Schützenswerte Glasfassade?

Nächste Runde im Streit um die Priesterhäuser: Der Denkmalschutz sagt, die Glasfassade gehöre zum Ensemble und sei schützenswert. Die Stadträte wundern sich, denn das Glas wurde erst zwischen 1995 und 2002 eingebaut.

Zwickau.

Die geplante Sanierung der seit mehr als 15 Jahren undichten Glasdächer- und fassaden an den Zwickauer Priesterhäusern verzögert sich weiter. Die Mitglieder des Bauausschusses, die am Montag das Vorhaben eigentlich hätten beschließen sollen, haben die Entscheidung vertagt. Der Grund liegt in Forderungen des Landesamtes für Denkmalpflege, die bisher im Ausschuss in dieser Form noch gar nicht bekannt waren.

Nach der Beschlussvorlage sollten in die Sanierung rund 410.000 Euro investiert und dabei die Glasverkleidungen weitgehend erhalten werden. Das war laut Vorlage ein Kompromiss mit den Denkmalschützern. Diese hatten keinen der Vorschläge genehmigt, die Dächer mit Schindeln zu decken und damit dauerhaft abzudichten.

Doch dann ergriff zur Überraschung der Anwesenden Finanzbürgermeister Bernd Meyer (Die Linke) das Wort. Er stellte klar, dass es durchaus Alternativen gäbe und in einer Besprechung - anders als im Beschluss stehend - die Variante zwei favorisiert wurde. Diese hatte ein Dach aus Braas Turmalin Dachsteinen über dem Museum vorgesehen. "Richtig ist, dass das Landesamt für Denkmalpflege das als nicht genehmigungsfähig erklärt hat", sagte Meyer. Erstmals hörten die Mitglieder des Ausschusses dann jedoch die Begründung: Das Glasdach sei schon immer Bestandteil der Priesterhäuser gewesen, zitierte der Bürgermeister aus dem Schreiben der Denkmalschützer. Ein massives Dach versperre zudem den Blick auf den Dom. Meyer erinnerte daran, dass das Ensemble der Priesterhäuser zwischen 1995 und 2002 saniert und dabei erst um die Glasteile ergänzt worden war. Die Begründung löste bei den meisten Räten Stirnrunzeln oder Kopfschütteln aus.

Außerdem, so betonte Meyer, sei ein massives Dach um rund 100.000 Euro billiger als der Ersatz des Glases. Der Leiter des Hochbauamtes Christoph Kaufmann sagte dazu, dass man sich durchaus mit dem Gedanken getragen habe, gegen den Bescheid des Landesamtes Widerspruch einzulegen. "Wir haben uns aber letztlich für den Kompromiss entschieden", sagte er. Begründet hat er die Entscheidung im Ausschuss allerdings nicht.

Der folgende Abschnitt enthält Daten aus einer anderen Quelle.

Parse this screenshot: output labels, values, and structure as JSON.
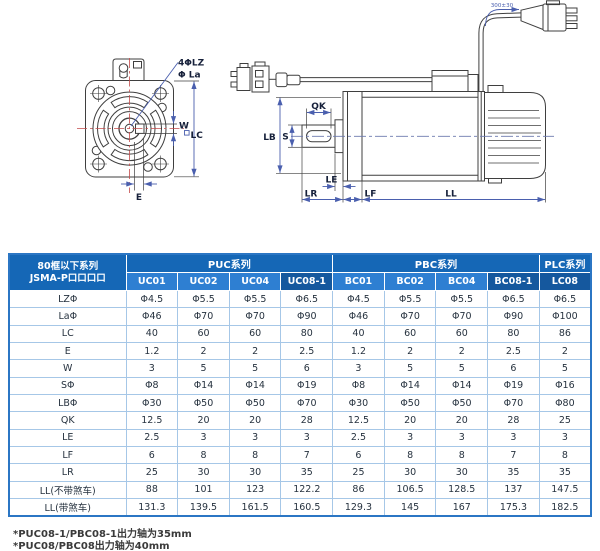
{
  "drawing": {
    "front_view": {
      "holes_label": "4ΦLZ",
      "bolt_circle_label": "Φ La",
      "key_width_label": "W",
      "flange_square_label": "LC",
      "key_offset_label": "E"
    },
    "side_view": {
      "pilot_dia_label": "LB",
      "shaft_dia_label": "S",
      "key_length_label": "QK",
      "le_label": "LE",
      "lr_label": "LR",
      "lf_label": "LF",
      "ll_label": "LL",
      "cable_length_label": "300±30"
    }
  },
  "table": {
    "corner": {
      "line1": "80框以下系列",
      "line2": "JSMA-P口口口口"
    },
    "groups": [
      {
        "label": "PUC系列",
        "span": 4
      },
      {
        "label": "PBC系列",
        "span": 4
      },
      {
        "label": "PLC系列",
        "span": 1
      }
    ],
    "models": [
      {
        "label": "UC01",
        "highlight": false
      },
      {
        "label": "UC02",
        "highlight": false
      },
      {
        "label": "UC04",
        "highlight": false
      },
      {
        "label": "UC08-1",
        "highlight": true
      },
      {
        "label": "BC01",
        "highlight": false
      },
      {
        "label": "BC02",
        "highlight": false
      },
      {
        "label": "BC04",
        "highlight": false
      },
      {
        "label": "BC08-1",
        "highlight": true
      },
      {
        "label": "LC08",
        "highlight": true
      }
    ],
    "rows": [
      {
        "label": "LZΦ",
        "values": [
          "Φ4.5",
          "Φ5.5",
          "Φ5.5",
          "Φ6.5",
          "Φ4.5",
          "Φ5.5",
          "Φ5.5",
          "Φ6.5",
          "Φ6.5"
        ]
      },
      {
        "label": "LaΦ",
        "values": [
          "Φ46",
          "Φ70",
          "Φ70",
          "Φ90",
          "Φ46",
          "Φ70",
          "Φ70",
          "Φ90",
          "Φ100"
        ]
      },
      {
        "label": "LC",
        "values": [
          "40",
          "60",
          "60",
          "80",
          "40",
          "60",
          "60",
          "80",
          "86"
        ]
      },
      {
        "label": "E",
        "values": [
          "1.2",
          "2",
          "2",
          "2.5",
          "1.2",
          "2",
          "2",
          "2.5",
          "2"
        ]
      },
      {
        "label": "W",
        "values": [
          "3",
          "5",
          "5",
          "6",
          "3",
          "5",
          "5",
          "6",
          "5"
        ]
      },
      {
        "label": "SΦ",
        "values": [
          "Φ8",
          "Φ14",
          "Φ14",
          "Φ19",
          "Φ8",
          "Φ14",
          "Φ14",
          "Φ19",
          "Φ16"
        ]
      },
      {
        "label": "LBΦ",
        "values": [
          "Φ30",
          "Φ50",
          "Φ50",
          "Φ70",
          "Φ30",
          "Φ50",
          "Φ50",
          "Φ70",
          "Φ80"
        ]
      },
      {
        "label": "QK",
        "values": [
          "12.5",
          "20",
          "20",
          "28",
          "12.5",
          "20",
          "20",
          "28",
          "25"
        ]
      },
      {
        "label": "LE",
        "values": [
          "2.5",
          "3",
          "3",
          "3",
          "2.5",
          "3",
          "3",
          "3",
          "3"
        ]
      },
      {
        "label": "LF",
        "values": [
          "6",
          "8",
          "8",
          "7",
          "6",
          "8",
          "8",
          "7",
          "8"
        ]
      },
      {
        "label": "LR",
        "values": [
          "25",
          "30",
          "30",
          "35",
          "25",
          "30",
          "30",
          "35",
          "35"
        ]
      },
      {
        "label": "LL(不带煞车)",
        "values": [
          "88",
          "101",
          "123",
          "122.2",
          "86",
          "106.5",
          "128.5",
          "137",
          "147.5"
        ]
      },
      {
        "label": "LL(带煞车)",
        "values": [
          "131.3",
          "139.5",
          "161.5",
          "160.5",
          "129.3",
          "145",
          "167",
          "175.3",
          "182.5"
        ]
      }
    ],
    "colors": {
      "header_bg": "#1567b6",
      "subheader_bg": "#2e7fd2",
      "subheader_highlight_bg": "#15589e",
      "border_outer": "#2b76c4",
      "border_inner": "#a6c7e7",
      "cell_text": "#26323f"
    }
  },
  "footnotes": [
    "*PUC08-1/PBC08-1出力轴为35mm",
    "*PUC08/PBC08出力轴为40mm"
  ]
}
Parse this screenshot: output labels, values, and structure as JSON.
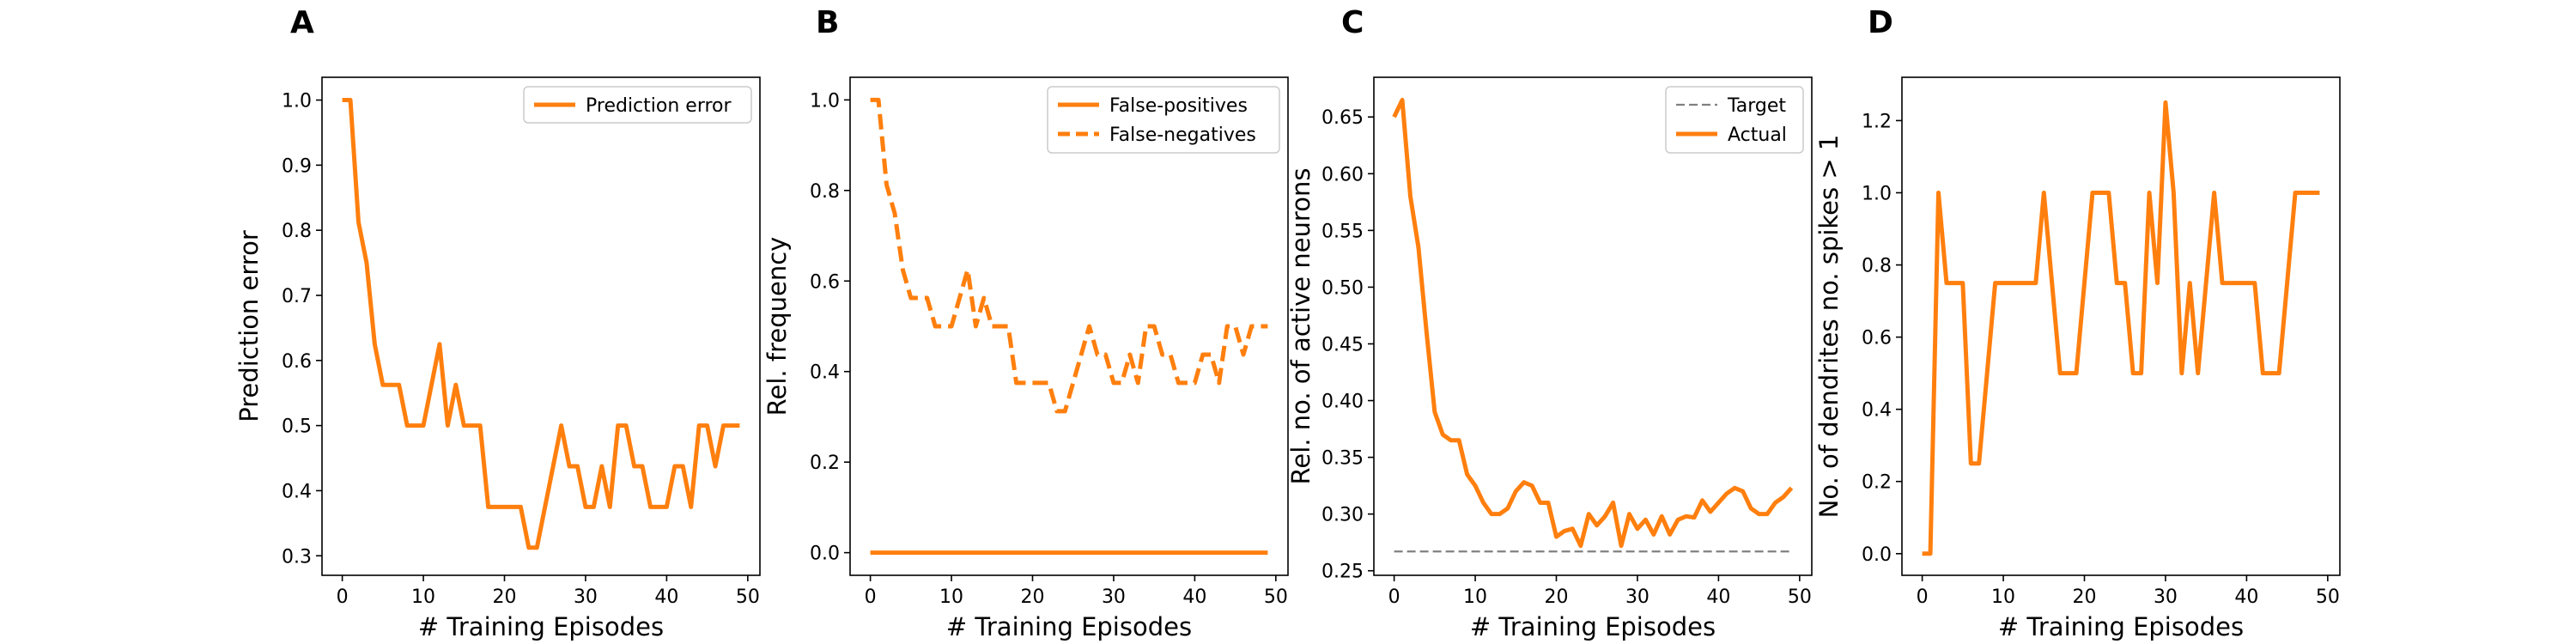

Im Museum wurde das Glasdach schon von jeher skeptisch gesehen. Vor allem während der Sommermonate mussten die Exponate vor der prallen Sonne und der Hitze in Sicherheit gebracht werden. "Wenn wir jetzt wieder ein Glasdach einbauen, so müsste die Jalousie ständig geschlossen bleiben", sagte Meyer. "Nach diesen Informationen müssen wir uns etwas Zeit nehmen", sagte Sven Itzek (AfD). Gemeinsam mit Herbert Reischl (Fraktion Die Linke) beantragte er einen Vor-Ort-Termin, bei dem sich die Räte selbst ein Bild von der Situation machen wollen.

Außerdem solle Meyer dann das Schreiben der Denkmalschützer vorlegen. Lars Dörner (Grüne): "Der Blick auf den Dom mag ja schön sein, aber ist er unbedingt erforderlich?". Das Landesamt für Denkmalpflege will sich zum Thema offenbar nicht äußern. Eine Anfrage der "Freien Presse" blieb bis zum Donnerstag unbeantwortet.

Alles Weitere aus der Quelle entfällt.